Although a registered Democrat, Osthus likes to learn about the full range of political perspectives, and she regularly engages in local issues that matter to her community. As Viva, she has been called an international touring advocate for strippers' rights. Under the alter ego 'Lila Hamilton', she testified before the Portland City Council and engaged city commissioner Jim Francesconi in impromptu debate about the potential consequences of a proposed municipal plan that would make the identities of sex workers public record.

Osthus has struggled with clinical depression throughout her life and began taking antidepressants as a teenager. As of 2017, she has discontinued antidepressants in favor of diet, exercise and talk therapy.

As of 2023, Osthus attended the Tabor Heights United Methodist Church in Portland's Mt. Tabor neighborhood and sang in the choir. Although she hesitates to call herself Christian, Osthus describes her background as "culturally Lutheran" and extols the virtues of "casseroles, forgiveness, hymns" as well as a personal calling for social work she believes Lutheranism instilled.

While contending religion has caused more pain than comfort, she sang a traditional hymn at her first book release celebration and has continually praised the legacy of Jesus, Martin Luther, and, especially, her pastor father.

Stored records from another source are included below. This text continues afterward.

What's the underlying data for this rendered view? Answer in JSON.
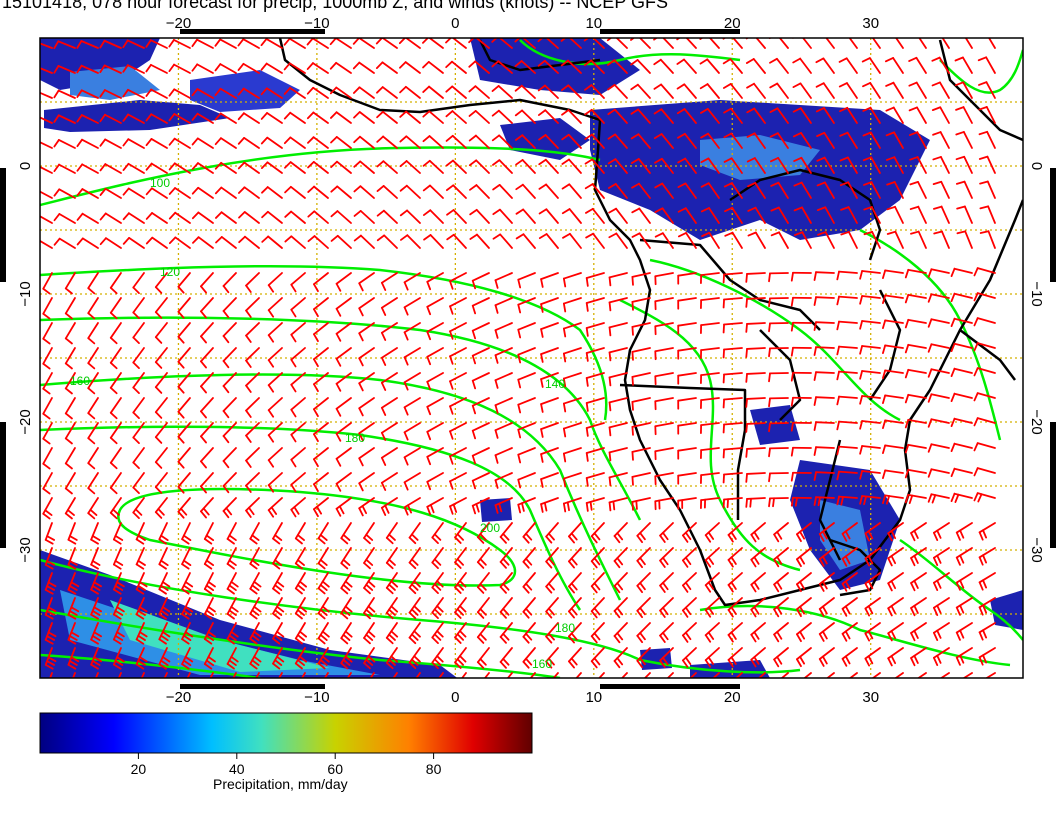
{
  "title": "15101418, 078 hour forecast for precip, 1000mb Z, and winds (knots) -- NCEP GFS",
  "map": {
    "lon_range": [
      -30,
      41
    ],
    "lat_range": [
      -40,
      10
    ],
    "lon_ticks": [
      -20,
      -10,
      0,
      10,
      20,
      30
    ],
    "lat_ticks": [
      0,
      -10,
      -20,
      -30
    ],
    "lon_tick_labels": [
      "−20",
      "−10",
      "0",
      "10",
      "20",
      "30"
    ],
    "lat_tick_labels": [
      "0",
      "−10",
      "−20",
      "−30"
    ],
    "grid": "dotted",
    "colors": {
      "grid": "#d4b000",
      "wind_barbs": "#ff0000",
      "contours": "#00ee00",
      "coastline": "#000000",
      "precip_low": "#1a1aa0",
      "precip_high": "#00c8ff"
    },
    "contour_labels": [
      "100",
      "120",
      "140",
      "160",
      "180",
      "200"
    ],
    "precip_areas": [
      "tropical West Africa",
      "Congo basin",
      "Southern Ocean",
      "southeast South Africa"
    ],
    "wind_barbs_shown": true
  },
  "colorbar": {
    "label": "Precipitation, mm/day",
    "range": [
      0,
      100
    ],
    "ticks": [
      20,
      40,
      60,
      80
    ],
    "tick_labels": [
      "20",
      "40",
      "60",
      "80"
    ],
    "colormap": [
      "#000080",
      "#0000ff",
      "#00bfff",
      "#40e0c0",
      "#c8d200",
      "#ff8000",
      "#e00000",
      "#600000"
    ]
  }
}
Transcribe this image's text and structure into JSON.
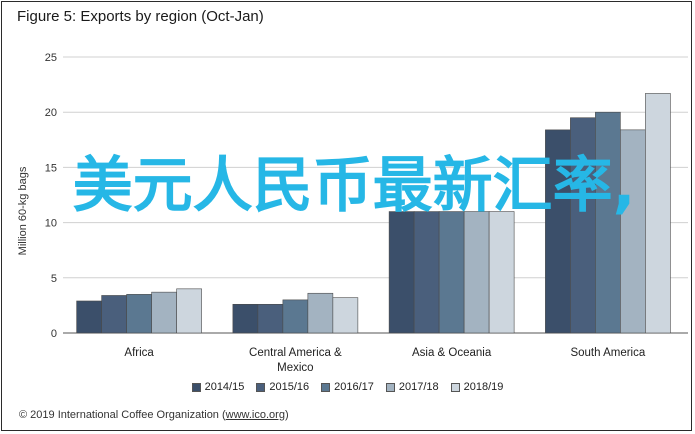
{
  "header": {
    "title": "Figure 5: Exports by region (Oct-Jan)"
  },
  "overlay_text": "美元人民币最新汇率,",
  "footer": {
    "prefix": "© 2019 International Coffee Organization (",
    "link": "www.ico.org",
    "suffix": ")"
  },
  "chart_data": {
    "type": "bar",
    "title": "Figure 5: Exports by region (Oct-Jan)",
    "xlabel": "",
    "ylabel": "Million 60-kg bags",
    "ylim": [
      0,
      25
    ],
    "yticks": [
      0,
      5,
      10,
      15,
      20,
      25
    ],
    "grid": true,
    "legend_position": "bottom",
    "categories": [
      "Africa",
      "Central America & Mexico",
      "Asia & Oceania",
      "South America"
    ],
    "category_lines": [
      [
        "Africa"
      ],
      [
        "Central America &",
        "Mexico"
      ],
      [
        "Asia & Oceania"
      ],
      [
        "South America"
      ]
    ],
    "series": [
      {
        "name": "2014/15",
        "color": "#3b4f6a",
        "values": [
          2.9,
          2.6,
          11.0,
          18.4
        ]
      },
      {
        "name": "2015/16",
        "color": "#4a5f7c",
        "values": [
          3.4,
          2.6,
          11.0,
          19.5
        ]
      },
      {
        "name": "2016/17",
        "color": "#5b7891",
        "values": [
          3.5,
          3.0,
          11.0,
          20.0
        ]
      },
      {
        "name": "2017/18",
        "color": "#a3b3c1",
        "values": [
          3.7,
          3.6,
          11.0,
          18.4
        ]
      },
      {
        "name": "2018/19",
        "color": "#cdd6de",
        "values": [
          4.0,
          3.2,
          11.0,
          21.7
        ]
      }
    ]
  }
}
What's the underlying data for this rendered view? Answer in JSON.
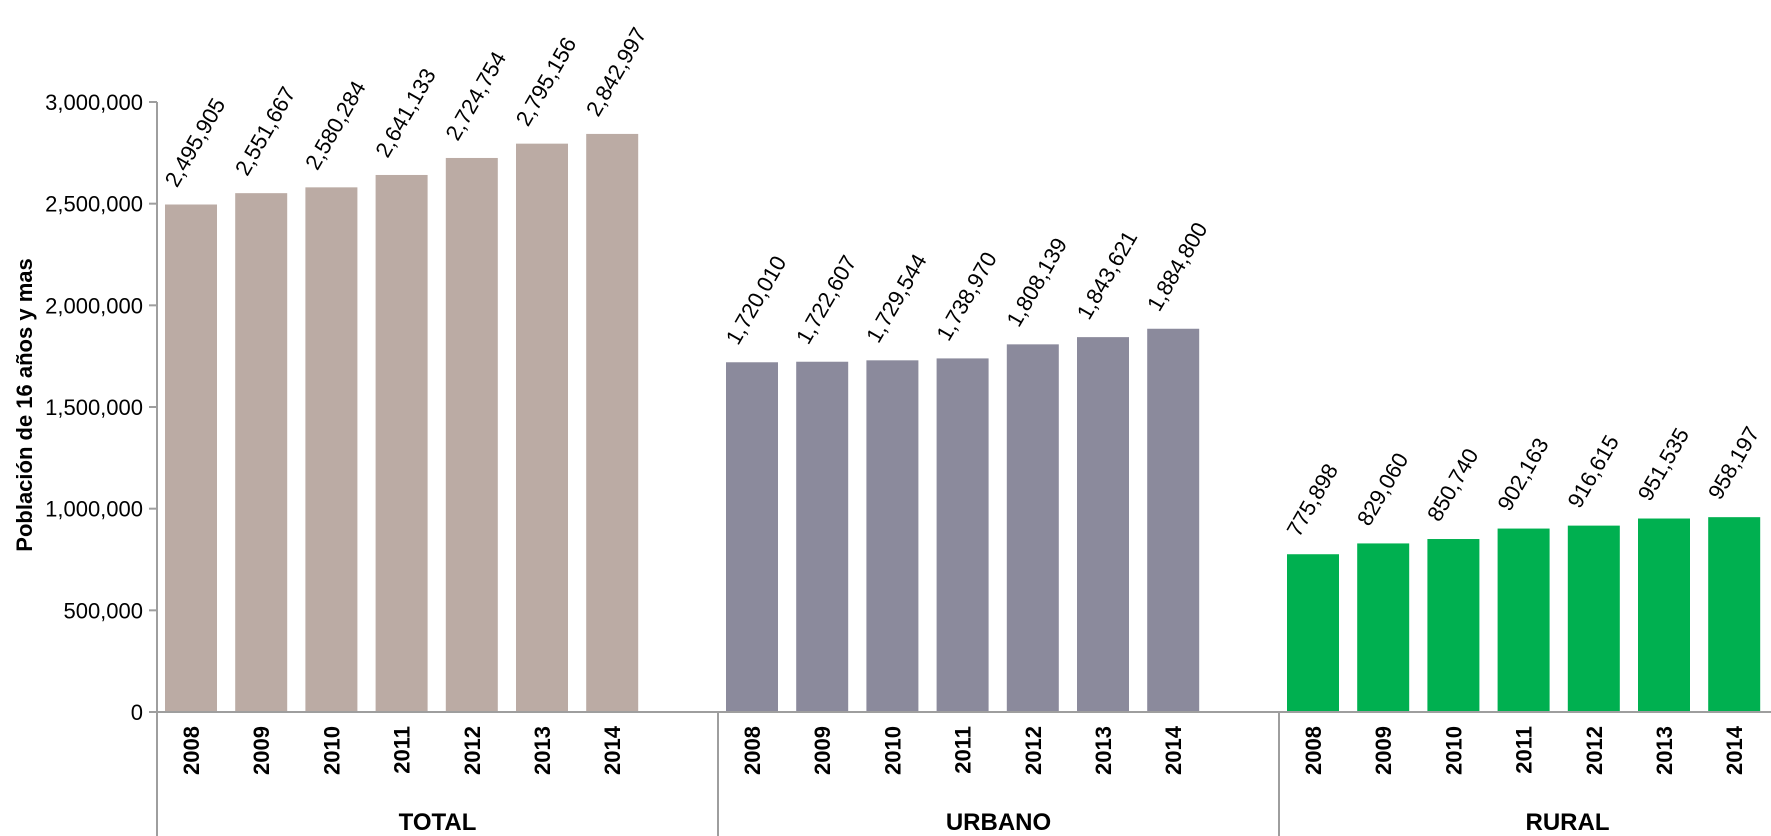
{
  "chart_data": {
    "type": "bar",
    "ylabel": "Población de 16 años y mas",
    "ylim": [
      0,
      3000000
    ],
    "yticks": [
      0,
      500000,
      1000000,
      1500000,
      2000000,
      2500000,
      3000000
    ],
    "ytick_labels": [
      "0",
      "500,000",
      "1,000,000",
      "1,500,000",
      "2,000,000",
      "2,500,000",
      "3,000,000"
    ],
    "grid": false,
    "categories": [
      "2008",
      "2009",
      "2010",
      "2011",
      "2012",
      "2013",
      "2014"
    ],
    "groups": [
      {
        "name": "TOTAL",
        "color": "#bbaba4",
        "values": [
          2495905,
          2551667,
          2580284,
          2641133,
          2724754,
          2795156,
          2842997
        ],
        "labels": [
          "2,495,905",
          "2,551,667",
          "2,580,284",
          "2,641,133",
          "2,724,754",
          "2,795,156",
          "2,842,997"
        ]
      },
      {
        "name": "URBANO",
        "color": "#8b8a9c",
        "values": [
          1720010,
          1722607,
          1729544,
          1738970,
          1808139,
          1843621,
          1884800
        ],
        "labels": [
          "1,720,010",
          "1,722,607",
          "1,729,544",
          "1,738,970",
          "1,808,139",
          "1,843,621",
          "1,884,800"
        ]
      },
      {
        "name": "RURAL",
        "color": "#00b050",
        "values": [
          775898,
          829060,
          850740,
          902163,
          916615,
          951535,
          958197
        ],
        "labels": [
          "775,898",
          "829,060",
          "850,740",
          "902,163",
          "916,615",
          "951,535",
          "958,197"
        ]
      }
    ]
  }
}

His non-judgemental, all-welcoming approach regularly draws her admiration. "We're a love-based religion," he told the Duluth News Tribune when appointed "bridge pastor" of three newly combined congregations. "Lutherans are the lovingest bunch of people."

Although Osthus' father disapproves of her chosen profession, she views him as a clear inspiration nonetheless and insists at the end of the day, their jobs aren't all that different. "I'm following in his footsteps as a preacher," she told Willamette Week about her stagework at Mary's Club. "Growing up, I saw how much hope he could give [and] I like to think I'm doing the same."